In Ethics for Disaster, Zack examined the social construction of disasters and attempted to produce a model of disasters and a cohesive set of "disaster ethics. Zack assumes an optimistic view of the social contract. Zack views governments not only as having an obligation to step in and assist after disaster has occurred, but also as having a positive obligation to plan for how to respond to likely types of disasters in advance. Zack views governments not as having an ethical obligation to provide their citizenry with the best assistance they can during a disaster scenario, but as having an obligation to provide them with the best assistance that the government could have potentially planned for. Zack also goes to great lengths to highlight the differences in how "disasters" are portrayed depending on the political, racial, and socio-economic class to which they occur.

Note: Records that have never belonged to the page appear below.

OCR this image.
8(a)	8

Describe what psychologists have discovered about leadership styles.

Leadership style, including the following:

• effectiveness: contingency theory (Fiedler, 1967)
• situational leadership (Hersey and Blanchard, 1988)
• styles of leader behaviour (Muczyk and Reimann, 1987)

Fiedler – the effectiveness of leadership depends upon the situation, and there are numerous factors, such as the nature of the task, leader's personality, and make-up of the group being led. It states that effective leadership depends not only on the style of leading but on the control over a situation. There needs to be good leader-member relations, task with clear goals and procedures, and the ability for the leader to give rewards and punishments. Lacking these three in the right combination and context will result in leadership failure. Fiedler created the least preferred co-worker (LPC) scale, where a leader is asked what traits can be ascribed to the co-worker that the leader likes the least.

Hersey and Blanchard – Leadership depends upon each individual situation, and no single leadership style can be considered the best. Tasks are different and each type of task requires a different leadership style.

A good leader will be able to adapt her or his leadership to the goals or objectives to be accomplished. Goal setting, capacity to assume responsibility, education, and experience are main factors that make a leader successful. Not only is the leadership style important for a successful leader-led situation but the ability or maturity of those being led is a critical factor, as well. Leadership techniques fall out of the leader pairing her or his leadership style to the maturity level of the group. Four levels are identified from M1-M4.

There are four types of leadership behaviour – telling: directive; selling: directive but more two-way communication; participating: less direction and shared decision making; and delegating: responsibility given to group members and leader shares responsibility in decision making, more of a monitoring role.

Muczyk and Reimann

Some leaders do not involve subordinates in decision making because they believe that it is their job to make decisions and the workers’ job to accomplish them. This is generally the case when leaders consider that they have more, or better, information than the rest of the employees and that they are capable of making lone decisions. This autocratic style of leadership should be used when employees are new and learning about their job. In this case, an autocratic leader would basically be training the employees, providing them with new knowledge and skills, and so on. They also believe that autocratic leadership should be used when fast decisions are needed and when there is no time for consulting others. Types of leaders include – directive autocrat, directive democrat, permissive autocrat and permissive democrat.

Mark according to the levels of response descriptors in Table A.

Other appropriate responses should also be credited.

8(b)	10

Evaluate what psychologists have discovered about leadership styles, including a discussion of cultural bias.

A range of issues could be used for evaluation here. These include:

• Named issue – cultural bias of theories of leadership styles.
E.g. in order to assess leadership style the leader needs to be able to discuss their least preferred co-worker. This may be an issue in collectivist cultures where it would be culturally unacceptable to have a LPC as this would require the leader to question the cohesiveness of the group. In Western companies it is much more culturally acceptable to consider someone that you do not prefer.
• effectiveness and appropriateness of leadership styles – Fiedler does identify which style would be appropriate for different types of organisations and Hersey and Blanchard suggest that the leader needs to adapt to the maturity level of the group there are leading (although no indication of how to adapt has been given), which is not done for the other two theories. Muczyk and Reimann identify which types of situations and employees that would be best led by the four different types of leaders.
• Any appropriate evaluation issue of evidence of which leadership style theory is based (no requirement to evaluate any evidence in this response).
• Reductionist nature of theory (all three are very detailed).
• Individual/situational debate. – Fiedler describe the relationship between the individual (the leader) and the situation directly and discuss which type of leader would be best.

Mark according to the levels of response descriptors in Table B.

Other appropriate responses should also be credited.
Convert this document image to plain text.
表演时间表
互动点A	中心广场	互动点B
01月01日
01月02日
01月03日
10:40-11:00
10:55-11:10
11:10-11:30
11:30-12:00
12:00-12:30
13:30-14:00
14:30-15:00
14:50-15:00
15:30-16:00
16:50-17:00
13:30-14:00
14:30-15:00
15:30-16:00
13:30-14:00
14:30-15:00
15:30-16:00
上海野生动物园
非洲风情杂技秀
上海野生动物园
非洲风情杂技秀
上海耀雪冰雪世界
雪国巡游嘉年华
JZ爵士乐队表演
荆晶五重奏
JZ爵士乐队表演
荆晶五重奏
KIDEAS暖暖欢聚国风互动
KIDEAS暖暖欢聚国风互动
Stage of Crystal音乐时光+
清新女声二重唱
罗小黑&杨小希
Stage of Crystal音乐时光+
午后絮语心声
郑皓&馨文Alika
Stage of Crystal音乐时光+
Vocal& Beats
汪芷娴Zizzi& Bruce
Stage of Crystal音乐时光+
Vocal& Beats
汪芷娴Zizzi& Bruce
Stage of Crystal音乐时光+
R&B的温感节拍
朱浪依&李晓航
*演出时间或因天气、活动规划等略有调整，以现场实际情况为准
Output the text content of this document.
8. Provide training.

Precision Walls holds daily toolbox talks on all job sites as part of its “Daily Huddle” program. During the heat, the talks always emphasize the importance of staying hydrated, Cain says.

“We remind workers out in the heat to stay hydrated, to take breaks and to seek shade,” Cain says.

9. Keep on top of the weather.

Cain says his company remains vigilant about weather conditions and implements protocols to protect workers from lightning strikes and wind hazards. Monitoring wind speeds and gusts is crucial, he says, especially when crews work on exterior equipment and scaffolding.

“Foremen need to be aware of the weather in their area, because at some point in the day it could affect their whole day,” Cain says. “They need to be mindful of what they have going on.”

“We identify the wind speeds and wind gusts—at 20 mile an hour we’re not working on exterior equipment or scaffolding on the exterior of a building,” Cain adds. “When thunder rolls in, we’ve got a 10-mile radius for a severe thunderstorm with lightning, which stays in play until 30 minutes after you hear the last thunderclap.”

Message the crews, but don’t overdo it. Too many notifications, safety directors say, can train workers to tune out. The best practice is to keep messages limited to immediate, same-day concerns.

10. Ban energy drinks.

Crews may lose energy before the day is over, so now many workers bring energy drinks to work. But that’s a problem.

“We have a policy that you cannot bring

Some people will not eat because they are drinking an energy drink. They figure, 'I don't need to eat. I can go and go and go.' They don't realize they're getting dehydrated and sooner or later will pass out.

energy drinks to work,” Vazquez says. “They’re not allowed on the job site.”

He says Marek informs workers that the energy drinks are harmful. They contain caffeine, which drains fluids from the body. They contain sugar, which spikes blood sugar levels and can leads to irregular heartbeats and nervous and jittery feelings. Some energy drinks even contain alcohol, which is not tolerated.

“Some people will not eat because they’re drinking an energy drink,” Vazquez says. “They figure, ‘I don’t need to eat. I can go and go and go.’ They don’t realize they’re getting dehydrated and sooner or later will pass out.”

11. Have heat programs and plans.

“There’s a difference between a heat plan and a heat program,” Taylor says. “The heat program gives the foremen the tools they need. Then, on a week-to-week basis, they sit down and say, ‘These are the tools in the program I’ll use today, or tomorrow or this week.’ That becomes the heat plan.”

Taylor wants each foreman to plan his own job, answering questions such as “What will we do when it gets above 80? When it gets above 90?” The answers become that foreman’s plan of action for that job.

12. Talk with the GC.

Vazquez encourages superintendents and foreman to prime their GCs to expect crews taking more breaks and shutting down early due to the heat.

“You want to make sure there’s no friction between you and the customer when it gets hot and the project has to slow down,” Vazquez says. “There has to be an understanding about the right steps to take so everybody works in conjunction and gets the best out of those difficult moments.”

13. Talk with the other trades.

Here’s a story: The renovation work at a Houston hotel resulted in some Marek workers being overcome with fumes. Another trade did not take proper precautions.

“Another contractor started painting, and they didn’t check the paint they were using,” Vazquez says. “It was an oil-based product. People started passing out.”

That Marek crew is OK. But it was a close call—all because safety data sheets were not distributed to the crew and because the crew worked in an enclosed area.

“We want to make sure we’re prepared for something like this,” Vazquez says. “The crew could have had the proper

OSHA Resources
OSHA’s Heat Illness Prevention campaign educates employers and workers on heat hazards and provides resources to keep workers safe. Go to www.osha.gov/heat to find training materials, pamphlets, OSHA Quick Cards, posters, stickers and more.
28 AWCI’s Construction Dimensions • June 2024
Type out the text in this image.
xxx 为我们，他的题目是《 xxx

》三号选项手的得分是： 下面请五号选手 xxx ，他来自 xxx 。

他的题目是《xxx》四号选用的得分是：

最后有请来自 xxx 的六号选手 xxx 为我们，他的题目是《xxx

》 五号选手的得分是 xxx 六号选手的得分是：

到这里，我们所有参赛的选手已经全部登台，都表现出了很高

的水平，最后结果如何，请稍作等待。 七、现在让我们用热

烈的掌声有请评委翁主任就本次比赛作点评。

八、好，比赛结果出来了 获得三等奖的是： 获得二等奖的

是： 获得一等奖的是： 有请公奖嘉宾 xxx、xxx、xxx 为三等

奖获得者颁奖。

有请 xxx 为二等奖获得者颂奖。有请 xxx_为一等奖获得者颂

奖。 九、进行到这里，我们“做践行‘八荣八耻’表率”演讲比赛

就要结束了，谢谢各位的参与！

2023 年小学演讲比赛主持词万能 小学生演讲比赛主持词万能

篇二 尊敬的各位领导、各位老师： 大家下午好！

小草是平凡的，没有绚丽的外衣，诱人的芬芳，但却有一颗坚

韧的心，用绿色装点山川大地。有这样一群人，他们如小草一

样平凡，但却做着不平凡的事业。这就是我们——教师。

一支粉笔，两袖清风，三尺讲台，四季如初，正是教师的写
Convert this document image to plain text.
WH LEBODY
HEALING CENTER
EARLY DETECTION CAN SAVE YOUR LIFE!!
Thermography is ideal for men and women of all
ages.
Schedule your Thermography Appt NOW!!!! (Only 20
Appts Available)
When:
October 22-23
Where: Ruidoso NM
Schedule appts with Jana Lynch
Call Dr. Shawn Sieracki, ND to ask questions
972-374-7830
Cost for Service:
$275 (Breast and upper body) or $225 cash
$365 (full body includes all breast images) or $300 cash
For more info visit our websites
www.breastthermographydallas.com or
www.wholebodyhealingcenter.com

In White Privilege and Black Rights: The Injustice of U.S. Police Racial Profiling and Homicide, Zack discusses civil rights, injustice, and restorative justice. Zack distinguishes between two ways of philosophizing about justice: treating justice as an ideal that can be defined and reasoned about (even if no real society in human history ever "fully instantiates or realizes an ideal of justice for all members of that society), and the other begins with injustice and seeks to understand and correct it. Zack invites people to think about black rights rather than white privilege, because oftentimes what is refused or taken away from black people is not white privilege but basic human rights.